Ask A Scientist: Denaturing Stuff

unprofessional cookery

Question:  “Is ceviche just pickled fish?  Could you call a pickle ‘vegetable ceviche’?”  -Makala O.  Corvallis, OR

Answer:  Ceviche, a South American dish consisting of fish and vegetables “cooked” with an acid, most certainly looks like a pickle but it couldn’t be further from one.Although it may look pickle like, from a chemist’s standpoint comparing ceviche and pickles are like trying to find the relation between a cat and a Buick.  Ceviche is made by modifying a protein’s structure through a process called denaturing.  Pickling, on the other hand, would preserve the protein.

See?  Cat and a Buick.  It really just boils down to organic chemistry.  Lets see why!

When you denature a protein, you change its physical structure by putting an external stressor upon it.  The external stress may be a strong acid, a base, an inorganic salt, or heat.  Ceviche is a great pescatarian version of this- as when the acid marinades with the fish, the flesh becomes much firmer than in its natural state.  Cooked eggs are also a great example of denaturing for vegetarians.  As the eggs started off as a viscous liquid, they’re magically changed into a solid structure when they’re put into a hot pan (preferably with copious amounts of butter).

But, you may ask, why can you denature an egg or some fish with some heat or some acid but cooking a vegetable or coating it with that same stuff isn’t the same thing?

Simple.  Vegetables are mostly composed of carbohydrates, and carbohydrates don’t denature.  Of course this is a sweeping statement, but for the most part there isn’t a way to physically change a vegetable using lemon juice.  Instead, the transformation seen when pickling or cooking carbohydrates happens because it’s a chemical change.

Lets put it this way.  If you put a lime into a brine of salt and vinegar then walk away, what happens?   Nothing.  When you come back to it, you will still have that same lime- just with a longer shelf life and extra flavor.  It won’t be soup or another fruit entirely.  To get that lime to be something completely different, like a pie, you would have to squeeze it and cook it with something else to form new chemical bonds.  The end result isn’t a lime in a pie shell, it’s a beautiful key lime pie

I know.
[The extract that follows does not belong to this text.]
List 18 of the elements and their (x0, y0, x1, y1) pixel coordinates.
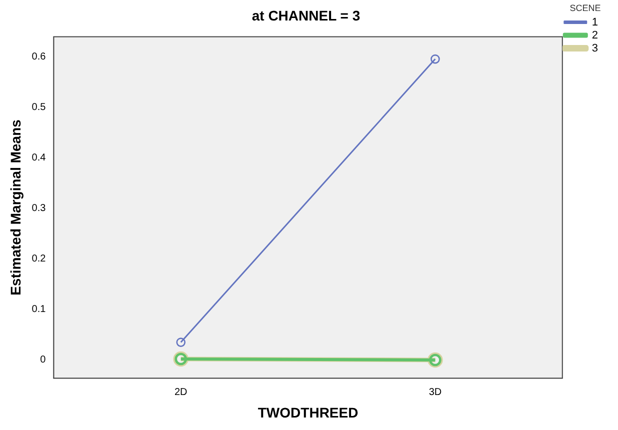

It seems vague as that ceviche probably looks pretty much the same as that hypothetical pie when I describe it as such, but trust me, it’s a chemical change rather than a physical one.

Lastly, as mentioned before, denaturing changes the structure of a protein but it doesn’t preserve it.  If you cook an egg, it won’t be shelf stable indefinitely.  Eventually you’ll have a moldy, mummified egg.  Likewise, if you coat that seafood in lime juice and then leave it out poolside all afternoon, it’s entirely possible that you will end up with an indelicate gastric situation if you eat it later on.  Pickles, on the other hand, can sit on a shelf until you are ready for them or out in the blazing sun all day without giving you the trots.  This is because the acids and salts in the pickling process help preserve the integrity of the food rather than just modify it.

Isn’t science deliciously confusing?  I thought so.